Les conditions d’examen de ce texte n’ont pas été satisfaisantes : le Parlement aura eu une semaine pour auditionner les acteurs (contre deux années de “concertation” avec le Débat sur la transition énergétique), une semaine pour examiner les milliers d’amendements déposés (provoquant la colère des députés de l’opposition et de la majorité) et une semaine pour l’examen du texte. Face à ce mur, l’UMP a choisi de se battre sur les grands principes de l’article 1, et a consommé l’intégralité de son temps de parole sur la question des grands objectifs de la politique énergétique. Malgré notre bonne volonté, et notre insistance à rentrer dans les détails du chiffrage de la transition, nous n’avons pu que constater la pauvreté du travail législatif : l’opposition était conviée à servir de témoin à la consécration de l’union Verts-PS sur le nucléaire, avec comme cadeau de mariage, la centrale de Fessenheim. C’est ainsi qu’on entendit Ségolène Royal, ministre de l’Ecologie, expliquer doctement que la responsabilité et l’ouverture de l’opposition se mesurait à sa capacité à rejoindre le point d’équilibre politique défini au sein de la majorité.

Débattu à la va-vite, le projet de loi a bien évidemment été adopté par la seule majorité. Le Sénat a ensuite pu modifier les aspects les plus choquants du texte, notamment l’horizon indépassable des dix ans pour baisser d’un tiers la production nucléaire, ou le plafonnement étriqué de la capacité nucléaire.

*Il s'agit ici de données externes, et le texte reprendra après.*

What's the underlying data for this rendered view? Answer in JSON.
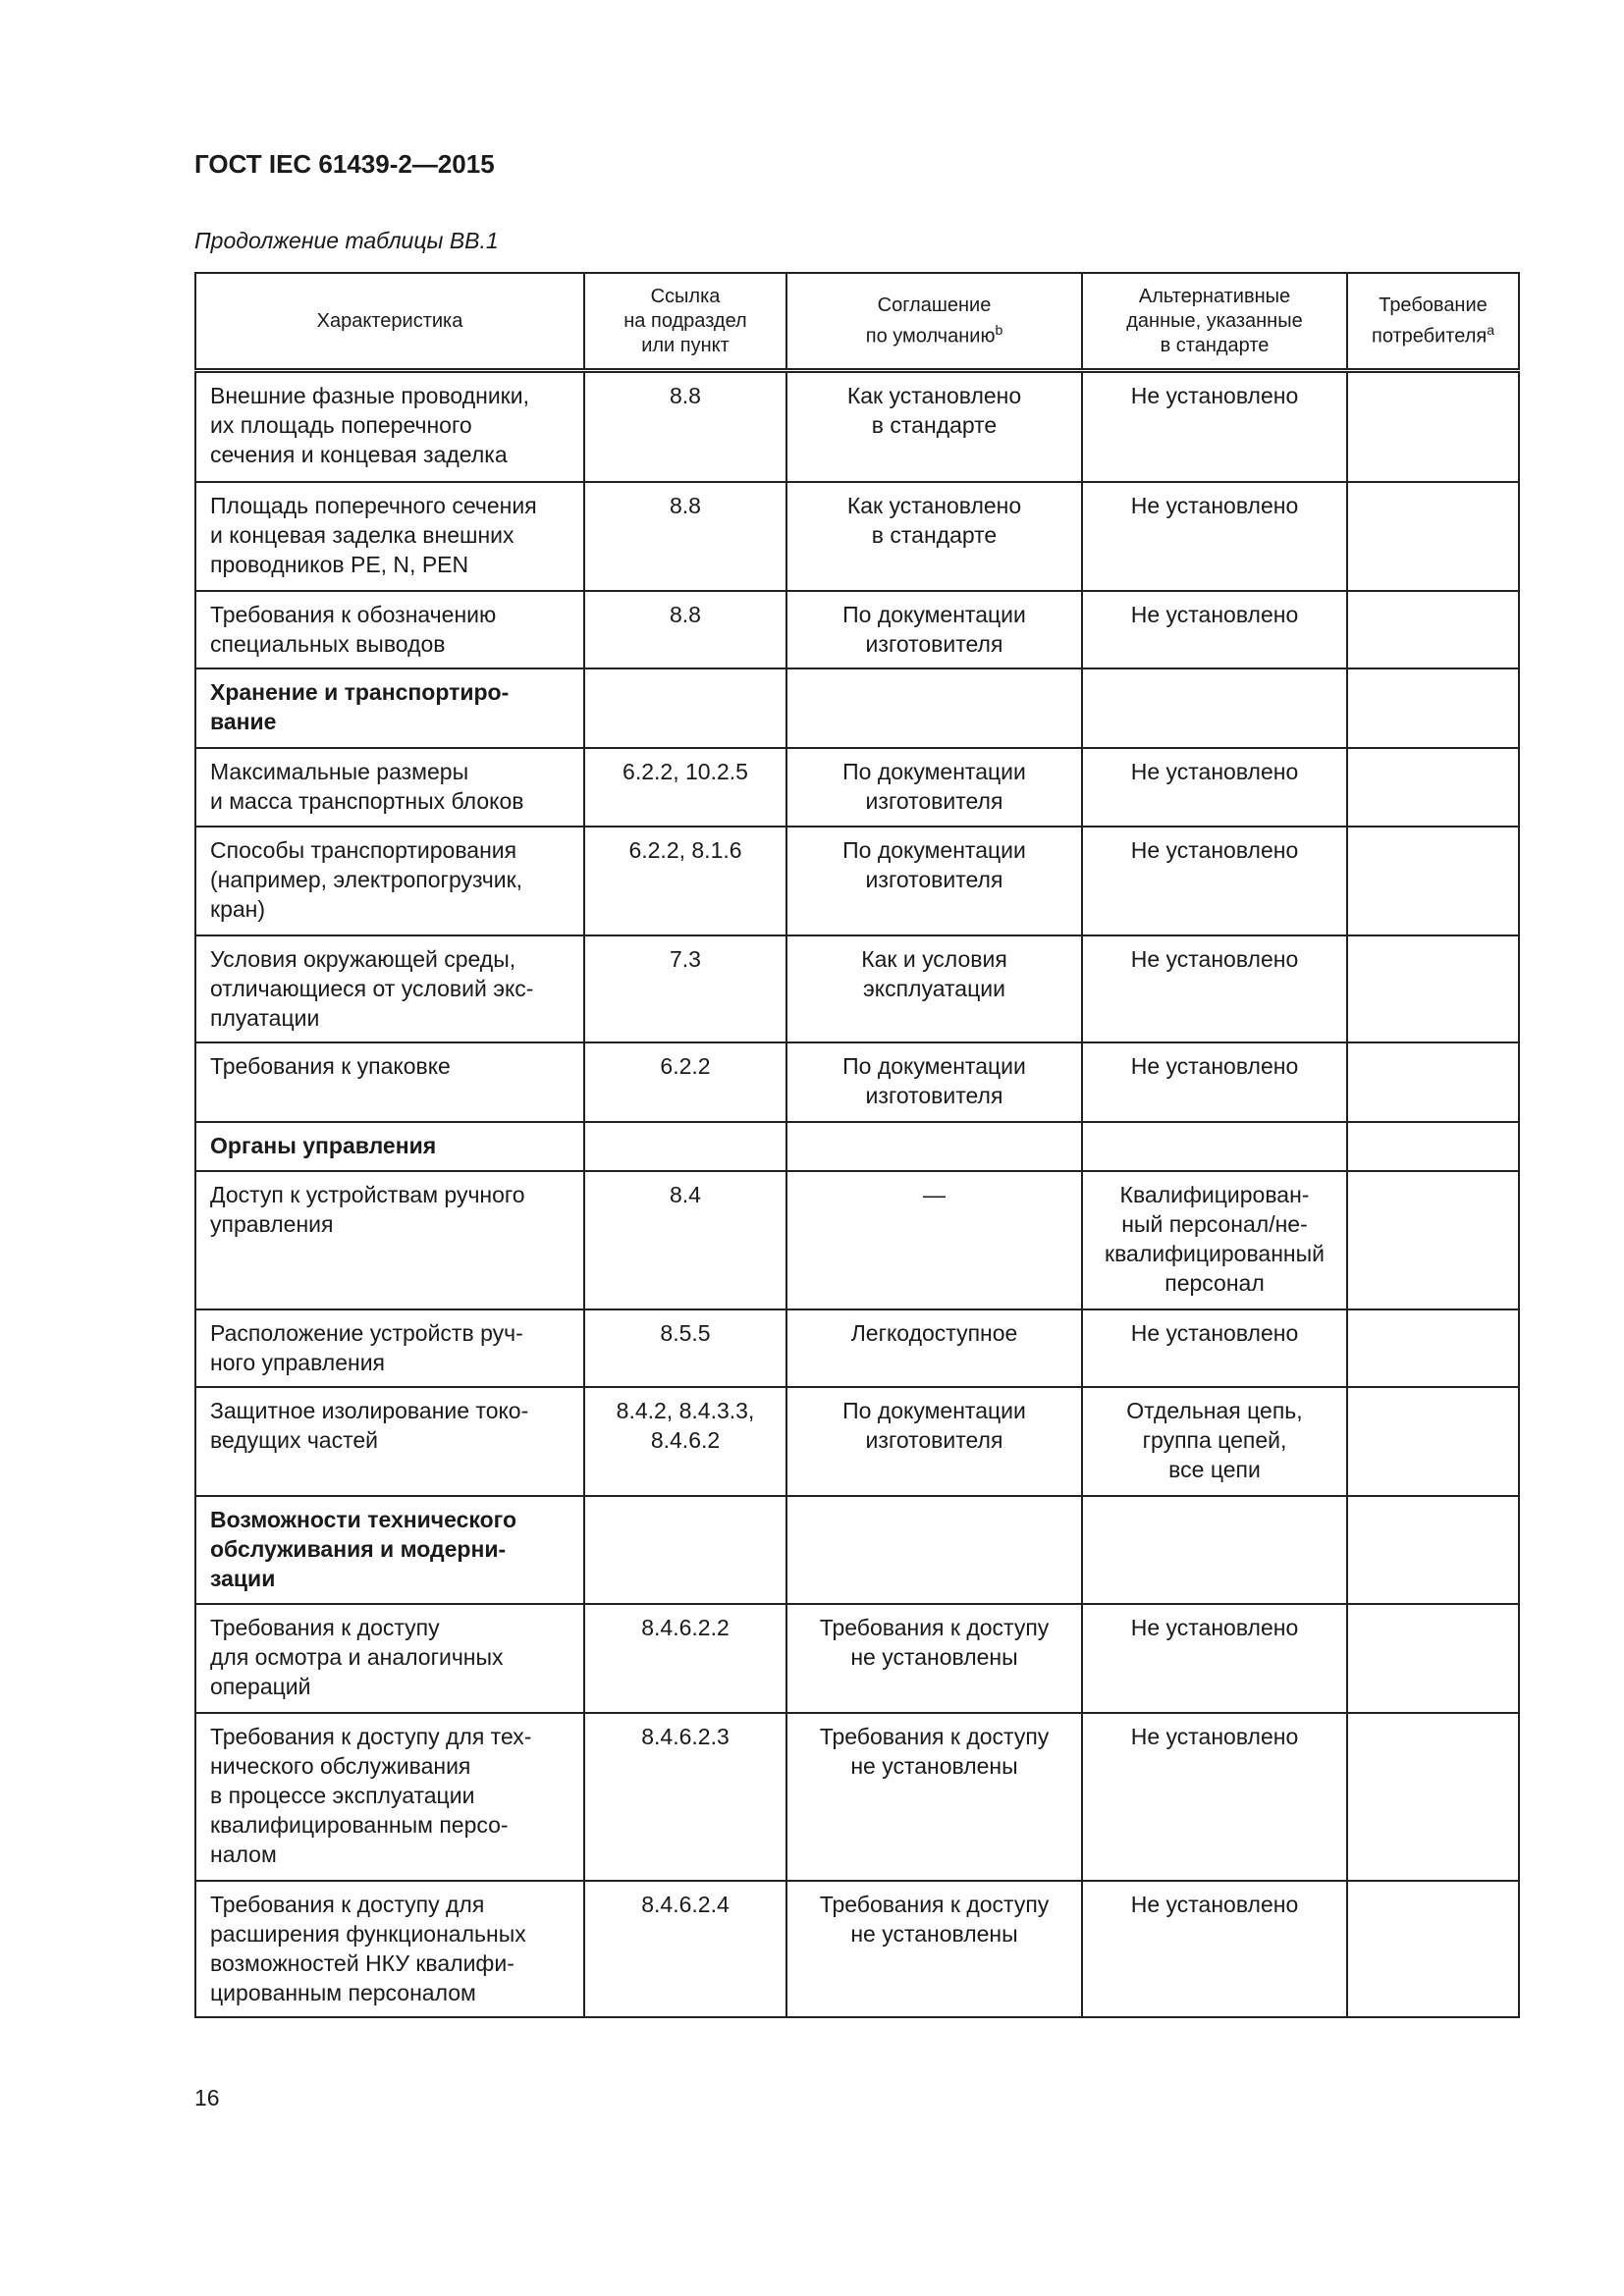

Il faut dire que l’histoire a donné raison à notre vision de l’énergie, en désavouant les grands équilibres d’un projet de loi finalement assez creux.

Ainsi en janvier 2015, la publication par Les Echos d’un rapport du Conseil général de l’environnement et du développement durable (CGEDD), de l’Inspection générale des affaires sociales (IGAS) et de l’Inspection générale des finances (IGF), a fait éclater le scénario de rénovation énergétique voulu par le gouvernement en demandant la suppression… de la prime pour travaux de rénovation. Pointant le coût excessif de cette politique, le rapport validait ainsi notre prudence en ce domaine.

Ce désaveu a fait suite à celui impulsé par le ministre à propos du nucléaire. En effet, découvrant (un peu tard semble-t-il) les difficultés d’Areva, Ségolène Royal déclarait en janvier qu’il fallait “programmer la construction d’une nouvelle génération de réacteurs qui prendront la place des anciennes centrales lorsque celles-ci ne pourront plus être rénovées”. Rappelons que des propositions portées par l’UMP à ce sujet avaient été systématiquement repoussées à l’automne dernier. Le gouvernement a découvert un peu tard qu’il était difficile de vouloir vendre à nos partenaires une technologie que nous abandonnons.

À partir du moment où deux moteurs de la loi en cours d’examen viennent successivement d’être remis en cause, le gouvernement ferait mieux de retirer son projet de loi et réécrire sa copie.